Deputies warned the public not to approach him and instead to call 911 immediately if they saw him.

That kind of warning usually tells you how seriously authorities were treating the search. This was not a situation where investigators merely wanted to ask a few questions. They were actively hunting for someone they believed had fled a deadly shooting and could still pose a danger.

The report from WESH 2 framed the case as a homicide investigation from the start, which suggests deputies were moving quickly to treat the shooting not as an accident to be sorted out later, but as a death demanding immediate criminal scrutiny.

That is significant, because intent becomes one of the hardest parts of any case like this. If someone says they were trying to stop a dog attack, that may explain why they fired. It does not automatically resolve what responsibility follows when a person ends up dead.

Animal Services Also Had To Step In

Another notable part of Shecker’s report was what happened with the animals involved.

He said Animal Services was at the scene and had taken possession of more than one dog. The supporting details behind the report indicate that ultimately two dogs were shot and one was killed.

Animal Services Also Had To Step In
Image Credit: WESH 2 News

That fact makes the entire event feel even more chaotic. It was not simply one shot, one victim, and one clean explanation. There were multiple animals, a woman suffering bite injuries, a dead owner, and an armed suspect running from the scene.

That kind of confusion is often where tragedy grows.

And it is one reason stories like this hit so hard. A person can try to intervene in a crisis and still make everything worse if the moment is too volatile, the angle is wrong, or the shot is taken under pressure without a clear lane. That does not answer the legal questions, but it does underline how unforgiving real-life violence can be.

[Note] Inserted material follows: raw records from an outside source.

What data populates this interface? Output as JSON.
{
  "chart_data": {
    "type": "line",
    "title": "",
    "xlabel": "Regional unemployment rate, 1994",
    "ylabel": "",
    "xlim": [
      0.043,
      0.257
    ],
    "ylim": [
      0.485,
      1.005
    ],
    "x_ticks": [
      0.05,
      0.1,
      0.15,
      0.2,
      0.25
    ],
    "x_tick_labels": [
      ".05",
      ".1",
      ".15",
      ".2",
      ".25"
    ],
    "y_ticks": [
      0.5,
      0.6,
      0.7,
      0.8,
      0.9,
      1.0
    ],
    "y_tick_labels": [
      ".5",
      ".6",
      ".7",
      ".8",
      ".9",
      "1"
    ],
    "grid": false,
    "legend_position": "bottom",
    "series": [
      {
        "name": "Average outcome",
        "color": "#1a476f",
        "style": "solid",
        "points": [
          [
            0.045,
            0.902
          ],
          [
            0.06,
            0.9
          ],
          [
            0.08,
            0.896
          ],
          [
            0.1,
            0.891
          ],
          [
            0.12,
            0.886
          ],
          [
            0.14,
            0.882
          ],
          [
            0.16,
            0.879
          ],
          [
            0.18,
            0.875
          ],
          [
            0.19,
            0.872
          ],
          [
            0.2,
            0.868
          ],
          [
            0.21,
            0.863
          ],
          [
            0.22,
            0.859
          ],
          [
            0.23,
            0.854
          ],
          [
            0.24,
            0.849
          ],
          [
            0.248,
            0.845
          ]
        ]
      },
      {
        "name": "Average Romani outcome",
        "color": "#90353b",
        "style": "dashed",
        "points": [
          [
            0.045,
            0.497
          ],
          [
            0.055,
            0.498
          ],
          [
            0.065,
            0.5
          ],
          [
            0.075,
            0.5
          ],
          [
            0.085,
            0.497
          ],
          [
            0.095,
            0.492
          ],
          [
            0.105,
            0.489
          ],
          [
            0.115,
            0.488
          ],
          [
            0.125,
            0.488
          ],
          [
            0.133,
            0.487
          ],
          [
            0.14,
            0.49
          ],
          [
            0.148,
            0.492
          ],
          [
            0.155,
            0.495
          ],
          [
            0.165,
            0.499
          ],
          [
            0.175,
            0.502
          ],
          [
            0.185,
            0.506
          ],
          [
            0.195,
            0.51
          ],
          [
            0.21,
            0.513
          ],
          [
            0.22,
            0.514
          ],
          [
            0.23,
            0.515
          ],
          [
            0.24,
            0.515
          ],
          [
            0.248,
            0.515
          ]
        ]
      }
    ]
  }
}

A Fast-Moving Crisis With Lasting Consequences

Justin Shecker’s report from WESH 2 captured a situation that changed by the minute: deputies locking down an area, a school put into precautionary lockdown, Animal Services handling multiple dogs, a woman recovering from bites, and one man dead after a shot meant for an attacking dog allegedly struck him instead.

It is a brutal reminder that once a firearm enters an already chaotic scene, the margin for error can disappear almost instantly.

Even before the courts sort out what charges fit and what exactly each person did in those final moments, one fact is already settled. A man is dead who was alive before the shooting started, and a situation that may have begun with an attempt to stop violence ended by creating even more of it.

That is what makes the case so unsettling. It was over in moments, but the consequences will likely last for years.